2. Knowing the exact memory and execution time bounds on my prof's machine and setting things up so that I can terminate exactly when the time is ~5ms away from running out. We were limited to exactly 1 second per turn.
3. Caching. This was especially important in my case since I was technically using 6 different heuristics. I actually pre-generated a cache of the 100 most popular gamestates I encountered during my randomized trials, and this vastly increased the average depth I was able to explore in the allotted calculation time for one turn (1 second), especially during early game.

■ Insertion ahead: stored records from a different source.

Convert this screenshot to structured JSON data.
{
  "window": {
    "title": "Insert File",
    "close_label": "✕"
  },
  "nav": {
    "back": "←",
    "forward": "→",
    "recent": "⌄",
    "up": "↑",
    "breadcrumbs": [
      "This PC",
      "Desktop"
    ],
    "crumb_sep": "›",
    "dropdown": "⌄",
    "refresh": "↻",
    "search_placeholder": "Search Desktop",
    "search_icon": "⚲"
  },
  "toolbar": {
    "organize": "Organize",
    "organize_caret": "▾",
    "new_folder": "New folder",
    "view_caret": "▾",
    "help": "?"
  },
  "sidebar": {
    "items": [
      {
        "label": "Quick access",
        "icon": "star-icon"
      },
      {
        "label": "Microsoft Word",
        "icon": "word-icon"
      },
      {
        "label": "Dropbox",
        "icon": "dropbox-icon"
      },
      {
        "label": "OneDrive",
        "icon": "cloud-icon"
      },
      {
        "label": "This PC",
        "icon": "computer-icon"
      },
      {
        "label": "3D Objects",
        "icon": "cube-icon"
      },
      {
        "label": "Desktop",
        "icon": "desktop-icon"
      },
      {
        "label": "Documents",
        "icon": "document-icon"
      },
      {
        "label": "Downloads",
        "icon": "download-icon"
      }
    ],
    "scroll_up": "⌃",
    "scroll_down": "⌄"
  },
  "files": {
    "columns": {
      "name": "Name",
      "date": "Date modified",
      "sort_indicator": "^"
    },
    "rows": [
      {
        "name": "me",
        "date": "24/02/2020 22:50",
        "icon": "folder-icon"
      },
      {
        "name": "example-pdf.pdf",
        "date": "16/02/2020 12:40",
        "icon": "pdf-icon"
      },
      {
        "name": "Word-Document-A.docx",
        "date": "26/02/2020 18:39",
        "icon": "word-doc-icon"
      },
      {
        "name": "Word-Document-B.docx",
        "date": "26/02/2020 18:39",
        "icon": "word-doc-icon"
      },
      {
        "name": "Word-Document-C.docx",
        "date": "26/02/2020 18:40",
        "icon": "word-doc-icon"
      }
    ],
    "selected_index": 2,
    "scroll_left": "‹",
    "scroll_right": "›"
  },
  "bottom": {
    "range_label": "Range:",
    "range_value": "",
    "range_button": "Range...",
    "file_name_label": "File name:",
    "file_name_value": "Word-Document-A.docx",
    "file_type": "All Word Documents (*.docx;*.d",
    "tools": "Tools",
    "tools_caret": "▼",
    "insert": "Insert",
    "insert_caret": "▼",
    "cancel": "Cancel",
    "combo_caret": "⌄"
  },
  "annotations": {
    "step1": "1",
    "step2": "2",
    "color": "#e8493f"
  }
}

4. This is a continuation of 3, but it's super important if you have a turn based game with execution time limits to not throw away your work between turns. If you can modify your search so that it is pausible / resumable (which you can do with some rather simple multi-threading), and then define a simple routine that lets you resume a previous search by quickly modifying the tree and then resuming instead of starting an entirely new one, you are going to explore much much more. This optimization even with a crappy heuristic is going to win 99% of the time against opponents who don't use it.
One thing I didn't explore but wish I had was trying to predict which heuristic in my library of heuristics is closest to that of my opponent, and then opting for a strategy that is most likely to beat that heuristic. This would look something like you calculate each turn what the most likely opponent heuristic is based on their moves so far, and then have a pre-computed table of each heuristic's "foil". Maybe this would only kick in after several turns. An even better version of this would probably be to just use the probabilities for each heuristic as the weighted importance of each respective foil, and use all the foils together in a weighted average.
Fun fact: this was all in Java at the time. I can only imagine what havoc one could wreck with this sort of approach in Rust.
maxwells-daemon|4 years ago
I've been working on and off on a Rust Othello bot aiming to combine AlphaZero in the midgame with a fast endgame solver [1]. Probably the coolest feature that's currently finished is that valid moves are generated and executed with SIMD instructions, so searching a new position only takes a few clocks on a modern cpu.
[1] https://github.com/maxwells-daemons/reason
saagarjha|4 years ago
taintegral|4 years ago
- Squeeze out more entropy (for example, rotating states for symmetric boards)
- Make the heuristic function smarter (for example, by calculating the assignment bottleneck)
I wrote a Carcassonne solver once and found many little optimization opportunities by detecting fail states early for example. Avoiding dead ends saves a massive amount of time.